Todos lo hemos soñado: construir una cabaña en el campo. Huir de la ciudad. Amontonar junto a la chimenea los buenos libros, la soledad, el silencio, la amistad compartida. Respirar aire puro, correr bajo los árboles estremecidos. ¡La felicidad!
Todos hemos sentido el deseo de desertar, de evadirnos, de alejarnos, prófugos de nosotros mismos. Ser anacoretas.
Por adusta, por seca, me gusta esta palabra griega, que sirve para llamar al monje que vive retirado en el campo. Es clara su significación religiosa, pero si se analiza el verbo de donde procede, tiene un matiz muy especial. Anacoreta viene de "anajoreo", que es volver sobre sus pasos, retroceder, recular. Es el eterno juego de los desencantos, del desasosiego. No tener raíces, echar hacia atrás en pos de lo perdido. Un síntoma de decadencia. Huir siempre ha sido algo negativo.

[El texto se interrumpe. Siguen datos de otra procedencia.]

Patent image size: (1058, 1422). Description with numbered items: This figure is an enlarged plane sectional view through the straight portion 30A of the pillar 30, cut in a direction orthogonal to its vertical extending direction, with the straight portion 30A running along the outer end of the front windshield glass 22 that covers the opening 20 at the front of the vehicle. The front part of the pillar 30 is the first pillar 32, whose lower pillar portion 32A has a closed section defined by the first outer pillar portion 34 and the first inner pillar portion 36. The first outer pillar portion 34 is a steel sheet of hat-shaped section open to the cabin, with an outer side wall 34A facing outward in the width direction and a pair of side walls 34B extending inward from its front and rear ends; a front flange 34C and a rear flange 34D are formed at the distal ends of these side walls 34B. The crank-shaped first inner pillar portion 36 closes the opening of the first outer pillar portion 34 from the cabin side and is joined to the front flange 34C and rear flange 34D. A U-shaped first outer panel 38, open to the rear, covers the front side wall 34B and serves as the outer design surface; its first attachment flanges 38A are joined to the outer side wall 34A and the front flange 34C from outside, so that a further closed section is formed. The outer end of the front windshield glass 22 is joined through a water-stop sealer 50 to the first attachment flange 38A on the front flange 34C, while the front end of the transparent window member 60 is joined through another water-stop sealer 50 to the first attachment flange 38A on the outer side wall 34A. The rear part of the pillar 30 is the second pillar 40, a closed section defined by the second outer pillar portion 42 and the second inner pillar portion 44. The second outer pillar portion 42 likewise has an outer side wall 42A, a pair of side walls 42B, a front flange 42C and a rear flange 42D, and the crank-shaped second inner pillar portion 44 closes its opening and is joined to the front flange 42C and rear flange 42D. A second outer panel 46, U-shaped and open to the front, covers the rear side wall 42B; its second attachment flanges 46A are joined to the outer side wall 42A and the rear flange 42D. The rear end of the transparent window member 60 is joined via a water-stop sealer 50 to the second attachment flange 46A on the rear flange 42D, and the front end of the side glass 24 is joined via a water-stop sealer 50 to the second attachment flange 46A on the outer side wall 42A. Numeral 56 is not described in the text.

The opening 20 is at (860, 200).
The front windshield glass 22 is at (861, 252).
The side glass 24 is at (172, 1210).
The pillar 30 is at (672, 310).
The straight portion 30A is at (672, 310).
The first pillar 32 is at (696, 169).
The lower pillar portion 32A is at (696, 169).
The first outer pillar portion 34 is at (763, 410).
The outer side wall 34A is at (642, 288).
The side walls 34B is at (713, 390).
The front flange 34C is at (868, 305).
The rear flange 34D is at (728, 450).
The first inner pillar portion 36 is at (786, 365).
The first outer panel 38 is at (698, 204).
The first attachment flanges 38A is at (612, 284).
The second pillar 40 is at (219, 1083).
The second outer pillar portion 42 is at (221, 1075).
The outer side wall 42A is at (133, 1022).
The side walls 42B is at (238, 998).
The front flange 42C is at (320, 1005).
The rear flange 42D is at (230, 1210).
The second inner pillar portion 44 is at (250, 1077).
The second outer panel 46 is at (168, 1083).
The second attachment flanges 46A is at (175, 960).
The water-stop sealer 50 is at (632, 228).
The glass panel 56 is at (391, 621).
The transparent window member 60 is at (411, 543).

Valga un detalle histórico. El anacoretismo aparece en la historia del cristianismo cuando éste, con la paz de Constantino, se convierte en religión del imperio. Los creyentes pierden el incentivo de la lucha, el encanto de la clandestinidad, la fuerza interior que da el sentirse perseguido. Por lo demás, acabadas las persecuciones, había que inventarse una especie de martirio prefabricado, a punta de renuncias, mortificaciones, negaciones. Tal vez ahí esté el germen de la vida religiosa en la Iglesia: los ermitaños, los anacoretas, los monjes. Era un testimonio claro de no dejarse atrapar por la vida pagana. Lo mejor era huir, evadirse. Y se huía hacia el desierto, pues se creía que más allá quedaba el edén, el paraíso, la cercanía de Dios. Era también una forma de estar más cerca del destino final.
No sé qué diablos (¿o habrán sido ángeles?) me han llevado por los vericuetos de esta reflexión. Del proyecto de construir una cabañita en el campo e irse a vivir allá (que por utópico e imposible acabó tirado en el desván de las nostalgias y las frustraciones) terminé hablando de eremitismo, monacato, anacoretismo y vida religiosa. Lo que quiero decir es que en el fondo de las crisis y de las decadencias, hay unos elementos que se repiten, que siempre se han dado, que suelen presentarse con los oropeles de lo positivo, pero son negativos, peligrosos, destructores.
Las fórmulas que se proponen apuntan a un anacoretismo falso: huir, echar pie atrás, retroceder. Desertar de la realidad, sacarle el cuerpo a los compromisos del presente. Desde la oración a la droga, una evasión. Fugas canonizadas o fugas malditas. Se confunde la decadencia con la renovación. Se le da a la cobardía características de renacimiento.
Somos los eternos prófugos de nosotros mismos. Lo que importa es no estar donde debemos. Las crisis suelen estar acompañadas de paraísos perdidos, de nostalgias, de extraños misticismos. Siempre lo mismo. Huir, no estar presentes. No ser fieles al mundo ni a la tierra. Aunque para ello haya que perderse por un desierto sin caminos o encerrar la soledad y la insatisfacción en una torre de cristal. O en una cabañita en el campo. O en el cielo. O en un infierno. Vaya usted a saber.